Rose slipped past him into the entry. Nick grabbed her and pulled her close to him. The guesthouse had been divided into two side-by-side apartments, the door to the one on the right half-open. She could see a sleeping bag unfurled on the hardwood floor. Arranged next to it were packets of freeze-dried camp food, a water bottle and a small camp stove.

Next to it was a metal canister of liquid fuel for the stove.

White gas.

“My stuff’s all in the other apartment this morning,” Bowie said, stepping inside the guesthouse. “I didn’t do any work in here.”

Rose eased back from Nick’s embrace and turned to Bowie. “There was snow overnight,” she said. “Did you see footprints when you and Dom were here this morning?”

“I don’t remember. I was focused on making a quick stop and getting to work.” Bowie pointed at an old, dusty glass kerosene lamp on the floor just inside the apartment. “Some sick son of a bitch set Derek on fire.”

Nick directed his hard gaze at the stonemason. “If you know anything else, now’s the time.”

“Rumors. That’s it.” Bowie rubbed the back of his thick neck. “I’ve heard talk that Derek and Robert have been providing illegal prescription drugs to some of their ski students. Pain pills, mostly.”

Rose bit back her shock. “Bowie, you’re not—”

“No. I’m not involved. I told the police everything I know.”

Nick pulled her even closer, his dark eyes intense. “We need to get them back out here.”

Sixteen

W ind howled down from Cameron Mountain, as if Drew Cameron himself were up there, trying to warn his only daughter—about dangers, Nick wondered, or about him? It was dark by the time they arrived back at the lodge. Small white lights draping the evergreens along the walk twinkled, casting long shadows as he and Rose headed to the main entrance.

“Do you trust Bowie?” Nick asked quietly.

Rose seem startled by his question. “Yes, I trust him. Did you think I didn’t?”

“I hadn’t thought about it one way or the other.”

“Do you trust him?”

“I don’t know him. I have no reason to trust or not trust him.” Nick paused at the door and looked out at the sky, clear and black against the stars and moon. The air didn’t seem as cold as last night. “Bowie and Hannah grew up together in difficult circumstances. Have you always been close to them?”

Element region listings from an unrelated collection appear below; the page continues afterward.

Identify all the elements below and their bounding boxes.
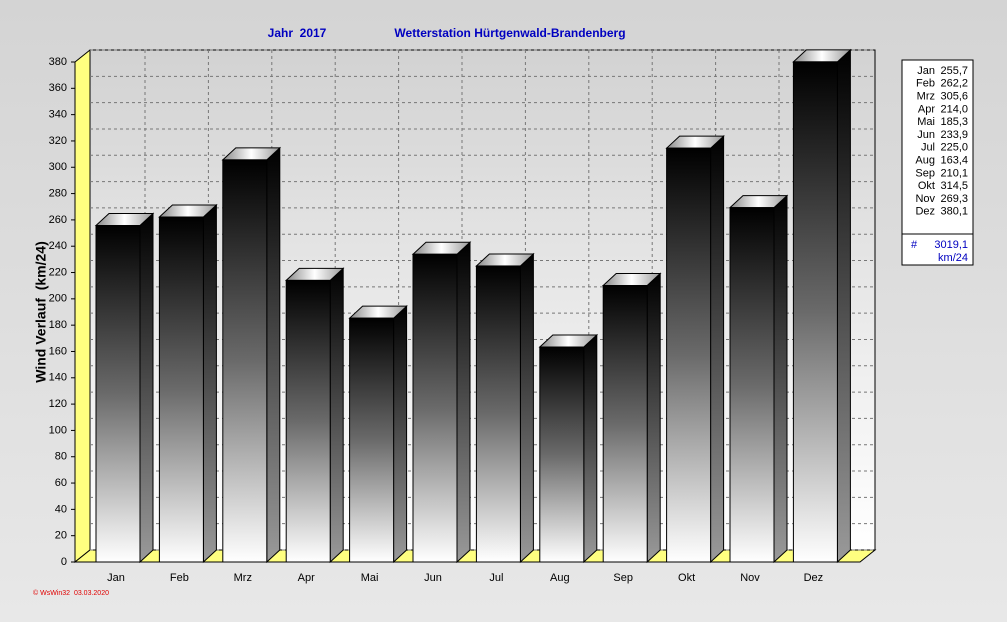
legend-month: Jul	[921, 142, 935, 154]
legend-month: Mai	[917, 116, 935, 128]
y-tick-label: 320	[49, 135, 67, 147]
legend-month: Feb	[916, 78, 935, 90]
legend-value: 305,6	[940, 91, 968, 103]
x-tick-label: Mai	[361, 572, 379, 584]
bar-side	[393, 305, 408, 564]
y-tick-label: 120	[49, 398, 67, 410]
x-tick-label: Sep	[613, 572, 633, 584]
bar-side	[583, 333, 598, 564]
y-tick-label: 60	[55, 477, 67, 489]
left-wall	[74, 48, 91, 564]
bar	[666, 147, 712, 563]
x-tick-label: Apr	[298, 572, 315, 584]
bar	[729, 207, 775, 563]
x-tick-label: Jul	[489, 572, 503, 584]
y-tick-label: 160	[49, 345, 67, 357]
y-tick-label: 200	[49, 293, 67, 305]
legend-value: 262,2	[940, 78, 968, 90]
x-tick-label: Feb	[170, 572, 189, 584]
legend-month: Apr	[918, 103, 935, 115]
y-tick-label: 180	[49, 319, 67, 331]
y-tick-label: 380	[49, 56, 67, 68]
x-tick-label: Dez	[804, 572, 824, 584]
chart-subtitle: Wetterstation Hürtgenwald-Brandenberg	[394, 26, 625, 40]
bar	[285, 279, 331, 563]
y-tick-label: 220	[49, 266, 67, 278]
x-tick-label: Aug	[550, 572, 570, 584]
y-axis-label: Wind Verlauf (km/24)	[33, 241, 49, 382]
bar	[539, 346, 585, 563]
legend-value: 233,9	[940, 129, 968, 141]
legend-month: Mrz	[917, 91, 935, 103]
bar-side	[773, 194, 788, 564]
legend-month: Jan	[917, 65, 935, 77]
legend-month: Dez	[915, 206, 935, 218]
y-tick-label: 300	[49, 161, 67, 173]
x-tick-label: Jan	[107, 572, 125, 584]
bar	[158, 216, 204, 563]
legend-value: 269,3	[940, 193, 968, 205]
legend-month: Okt	[918, 180, 935, 192]
bar-side	[266, 146, 281, 564]
legend-value: 163,4	[940, 155, 968, 167]
legend-value: 210,1	[940, 167, 968, 179]
bar	[792, 61, 838, 563]
legend-value: 214,0	[940, 103, 968, 115]
legend-value: 314,5	[940, 180, 968, 192]
x-tick-label: Mrz	[234, 572, 252, 584]
legend-month: Nov	[915, 193, 935, 205]
x-tick-label: Jun	[424, 572, 442, 584]
bar-side	[456, 241, 471, 564]
bar	[412, 253, 458, 563]
bar-side	[139, 212, 154, 564]
bar-side	[329, 267, 344, 564]
y-tick-label: 340	[49, 109, 67, 121]
y-tick-label: 20	[55, 530, 67, 542]
y-tick-label: 0	[61, 556, 67, 568]
bar	[602, 285, 648, 563]
bar	[349, 317, 395, 563]
y-tick-label: 100	[49, 424, 67, 436]
legend-value: 255,7	[940, 65, 968, 77]
legend-total-symbol: #	[911, 239, 918, 251]
y-tick-label: 40	[55, 503, 67, 515]
legend-value: 185,3	[940, 116, 968, 128]
bar-side	[519, 252, 534, 564]
bar	[475, 265, 521, 563]
x-tick-label: Okt	[678, 572, 695, 584]
y-tick-label: 140	[49, 372, 67, 384]
legend-value: 225,0	[940, 142, 968, 154]
y-tick-label: 360	[49, 82, 67, 94]
chart-title: Jahr 2017	[268, 26, 327, 40]
y-tick-label: 240	[49, 240, 67, 252]
legend-month: Jun	[917, 129, 935, 141]
bar-side	[646, 272, 661, 564]
legend-total: 3019,1	[934, 239, 968, 251]
legend-box	[901, 59, 974, 266]
bar	[222, 159, 268, 563]
y-tick-label: 260	[49, 214, 67, 226]
bar	[95, 225, 141, 563]
legend-month: Sep	[915, 167, 935, 179]
legend-value: 380,1	[940, 206, 968, 218]
legend-total-unit: km/24	[938, 252, 968, 264]
legend-month: Aug	[915, 155, 935, 167]
bar-side	[202, 203, 217, 564]
y-tick-label: 280	[49, 187, 67, 199]
y-tick-label: 80	[55, 451, 67, 463]
bar-side	[710, 135, 725, 564]
x-tick-label: Nov	[740, 572, 760, 584]
footer: © WsWin32 03.03.2020	[33, 589, 109, 597]
bar-side	[836, 48, 851, 564]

“Hannah and I have been friends since junior high. She’s not that easy to get to know. Then she was so busy with school, work and raising Devin and Toby. She’s very smart and driven. She and Sean have that in common.”

“And Bowie?”

“He was like another big brother when we were kids. I guess he still is in a way.”

“Then you and he—”

“No, never,” Rose said, not letting Nick finish. She reached past him and pulled open the lodge’s heavy door.

He didn’t take the hint. “Have you left any broken hearts here in Black Falls?”

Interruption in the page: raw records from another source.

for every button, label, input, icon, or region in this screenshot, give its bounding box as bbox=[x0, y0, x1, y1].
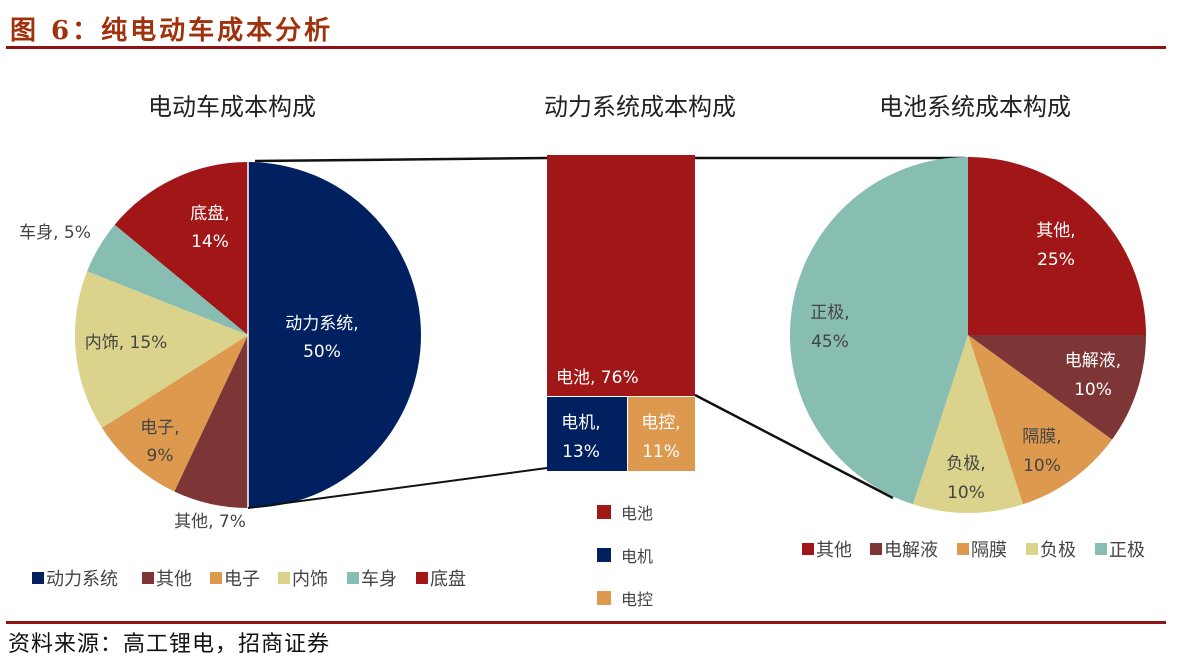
legend-electrolyte: 电解液 bbox=[884, 540, 938, 561]
label-power: 动力系统, bbox=[285, 314, 358, 334]
legend-interior: 内饰 bbox=[292, 569, 328, 590]
label-anode: 负极, bbox=[946, 454, 985, 474]
label-battery: 电池, 76% bbox=[556, 368, 639, 388]
connector-top-left bbox=[254, 156, 548, 163]
connector-bottom-left bbox=[247, 467, 548, 509]
label-controller: 电控, bbox=[641, 413, 680, 433]
label-electronics: 电子, bbox=[140, 418, 179, 438]
legend-swatch-electronics bbox=[210, 572, 222, 584]
label-interior: 内饰, 15% bbox=[85, 333, 168, 353]
label-cathode-pct: 45% bbox=[811, 332, 849, 352]
label-body: 车身, 5% bbox=[19, 223, 91, 243]
legend-swatch-controller bbox=[597, 591, 611, 605]
label-power-pct: 50% bbox=[303, 342, 341, 362]
label-chassis-pct: 14% bbox=[191, 232, 229, 252]
right-chart-title: 电池系统成本构成 bbox=[879, 93, 1071, 121]
figure-title: 图 6：纯电动车成本分析 bbox=[10, 16, 334, 46]
slice-interior bbox=[74, 271, 248, 428]
slice-other bbox=[174, 335, 248, 508]
left-legend: 动力系统 其他 电子 内饰 车身 底盘 bbox=[32, 569, 466, 590]
slice-anode bbox=[913, 335, 1023, 514]
label-separator-pct: 10% bbox=[1023, 456, 1061, 476]
slice-power-system bbox=[248, 162, 421, 508]
slice-cathode bbox=[789, 156, 968, 505]
legend-controller: 电控 bbox=[621, 590, 653, 609]
legend-swatch-electrolyte bbox=[870, 543, 882, 555]
slice-separator bbox=[968, 335, 1112, 505]
right-pie: 电池系统成本构成 其他, 25% 电解液, 10% 隔膜, 10% 负极, 10… bbox=[789, 93, 1146, 514]
slice-body bbox=[87, 224, 248, 335]
label-electronics-pct: 9% bbox=[147, 446, 174, 466]
label-electrolyte: 电解液, bbox=[1065, 351, 1121, 371]
legend-anode: 负极 bbox=[1040, 540, 1076, 561]
label-battery-other-pct: 25% bbox=[1037, 250, 1075, 270]
legend-cathode: 正极 bbox=[1109, 540, 1145, 561]
legend-electronics: 电子 bbox=[224, 569, 260, 590]
left-chart-title: 电动车成本构成 bbox=[148, 93, 316, 121]
legend-power: 动力系统 bbox=[46, 569, 118, 590]
label-anode-pct: 10% bbox=[947, 483, 985, 503]
label-chassis: 底盘, bbox=[190, 204, 229, 224]
connector-bottom-right bbox=[694, 393, 894, 500]
legend-swatch-battery bbox=[597, 505, 611, 519]
legend-swatch-anode bbox=[1026, 543, 1038, 555]
middle-chart-title: 动力系统成本构成 bbox=[544, 93, 736, 121]
label-cathode: 正极, bbox=[810, 303, 849, 323]
legend-swatch-power bbox=[32, 572, 44, 584]
right-legend: 其他 电解液 隔膜 负极 正极 bbox=[802, 540, 1145, 561]
slice-chassis bbox=[114, 162, 248, 335]
legend-battery-other: 其他 bbox=[816, 540, 852, 561]
bar-battery bbox=[547, 155, 695, 396]
label-electrolyte-pct: 10% bbox=[1074, 380, 1112, 400]
source-rule bbox=[6, 621, 1166, 624]
legend-body: 车身 bbox=[361, 569, 397, 590]
legend-swatch-cathode bbox=[1095, 543, 1107, 555]
legend-swatch-interior bbox=[278, 572, 290, 584]
source-note: 资料来源：高工锂电，招商证券 bbox=[8, 632, 331, 657]
legend-swatch-chassis bbox=[416, 572, 428, 584]
slice-electronics bbox=[101, 335, 249, 492]
slice-electrolyte bbox=[968, 335, 1146, 440]
middle-bar: 动力系统成本构成 电池, 76% 电机, 13% 电控, 11% 电池 电机 电… bbox=[544, 93, 736, 609]
legend-swatch-battery-other bbox=[802, 543, 814, 555]
legend-other: 其他 bbox=[156, 569, 192, 590]
legend-battery: 电池 bbox=[621, 504, 653, 523]
label-controller-pct: 11% bbox=[642, 442, 680, 462]
legend-swatch-other bbox=[142, 572, 154, 584]
legend-swatch-motor bbox=[597, 548, 611, 562]
title-rule bbox=[6, 46, 1166, 49]
left-pie: 电动车成本构成 动力系统, 50% 底盘, 14% 车身, 5% 内饰, 15%… bbox=[19, 93, 421, 532]
label-separator: 隔膜, bbox=[1022, 427, 1061, 447]
label-motor-pct: 13% bbox=[562, 442, 600, 462]
legend-swatch-body bbox=[347, 572, 359, 584]
bar-controller bbox=[628, 397, 695, 471]
legend-chassis: 底盘 bbox=[430, 569, 466, 590]
legend-swatch-separator bbox=[957, 543, 969, 555]
legend-motor: 电机 bbox=[621, 547, 653, 566]
label-battery-other: 其他, bbox=[1036, 221, 1075, 241]
slice-battery-other bbox=[968, 157, 1146, 335]
bar-motor bbox=[547, 397, 627, 471]
legend-separator: 隔膜 bbox=[971, 540, 1007, 561]
label-other: 其他, 7% bbox=[174, 512, 246, 532]
label-motor: 电机, bbox=[561, 413, 600, 433]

She pretended not to hear him and went into the warm lobby. A half-dozen guests were gathered in front of the roaring fire, reading books, playing Scrabble, drinking hot cocoa.

Lauren Cameron rushed out from behind the front desk. Nick left Rose to explain their discovery at the Whittaker guesthouse and headed upstairs to his room. Half his things were still at Rose’s house. He had a feeling she wouldn’t want him sleeping there again tonight. Or she would, but wouldn’t admit it, which amounted to the same thing.

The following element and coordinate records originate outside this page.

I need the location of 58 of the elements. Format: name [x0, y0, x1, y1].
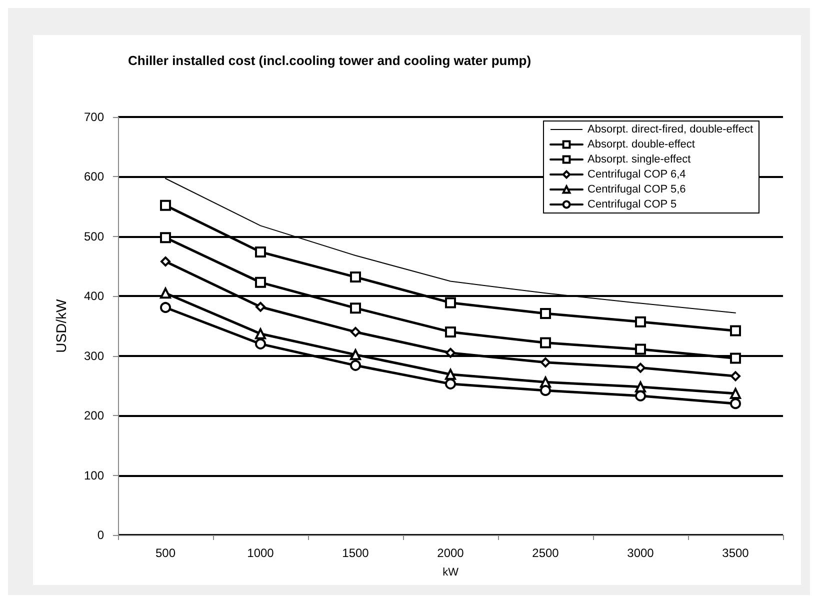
y-tick-label: 400 [84, 289, 104, 304]
point [445, 368, 456, 380]
x-tick-label: 3000 [627, 546, 654, 560]
y-tick-label: 600 [84, 170, 104, 184]
point [160, 256, 170, 267]
legend-label: Centrifugal COP 6,4 [588, 168, 686, 180]
point [730, 388, 741, 399]
chart-title: Chiller installed cost (incl.cooling tower and cooling water pump) [128, 53, 532, 68]
point [730, 398, 741, 410]
point [540, 308, 551, 319]
legend-label: Centrifugal COP 5 [588, 198, 677, 210]
point [730, 325, 741, 336]
point [730, 352, 741, 364]
point [540, 384, 551, 396]
x-tick-label: 2500 [532, 546, 560, 560]
point [350, 302, 361, 314]
point [350, 326, 360, 337]
point [255, 276, 266, 288]
point [160, 200, 171, 211]
y-tick-label: 300 [84, 348, 104, 363]
y-tick-label: 500 [84, 229, 104, 244]
x-tick-label: 500 [155, 546, 176, 560]
legend-label: Absorpt. direct-fired, double-effect [588, 124, 754, 136]
point [160, 288, 171, 299]
y-axis-title: USD/kW [53, 298, 69, 353]
point [160, 232, 171, 244]
point [256, 302, 266, 312]
y-tick-label: 100 [84, 468, 104, 482]
point [635, 344, 646, 355]
point [445, 326, 456, 338]
point [540, 357, 550, 368]
point [540, 337, 551, 348]
y-tick-label: 200 [84, 408, 104, 423]
x-tick-label: 1500 [342, 546, 370, 560]
point [635, 316, 646, 328]
point [350, 349, 361, 360]
point [636, 362, 646, 373]
x-tick-label: 3500 [722, 546, 750, 560]
point [730, 371, 740, 382]
point [445, 297, 456, 308]
point [446, 348, 456, 358]
point [635, 390, 646, 402]
point [255, 246, 266, 258]
point [350, 272, 361, 283]
point [255, 338, 266, 350]
point [160, 302, 171, 313]
y-tick-label: 700 [84, 110, 104, 124]
x-tick-label: 2000 [437, 546, 464, 560]
y-tick-label: 0 [97, 528, 104, 542]
point [255, 328, 266, 340]
x-tick-label: 1000 [247, 546, 274, 560]
point [350, 360, 361, 371]
legend-label: Absorpt. double-effect [588, 138, 695, 150]
legend-label: Absorpt. single-effect [588, 154, 691, 166]
point [635, 381, 646, 392]
legend-label: Centrifugal COP 5,6 [588, 184, 686, 196]
point [445, 378, 456, 390]
x-axis-title: kW [442, 566, 460, 578]
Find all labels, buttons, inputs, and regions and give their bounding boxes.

Not that he had any intention of letting her stay at her house by herself.

He was restless, not even remotely tired when he entered his room. He hadn’t talked to Sean since he’d called on his way with Grit Taylor to the canyon where Jasper had died. Nick gritted his teeth and dialed his friend’s number.

The heat was clanking and hissing, the room too hot.

As soon as Sean picked up, Nick said, “I’ve been out to the river three times now, and I’m still trying to picture what happened in January. Hannah really flung herself into the snow a split second before the bomb went off in the backseat of her car?”

“That’s what happened,” Sean said, tight.

“What a spitfire. She’s lucky. If the bomb didn’t kill her, the snow, cold, rocks and tree roots could have.”

“Nick,” Sean said, “what’s going on?”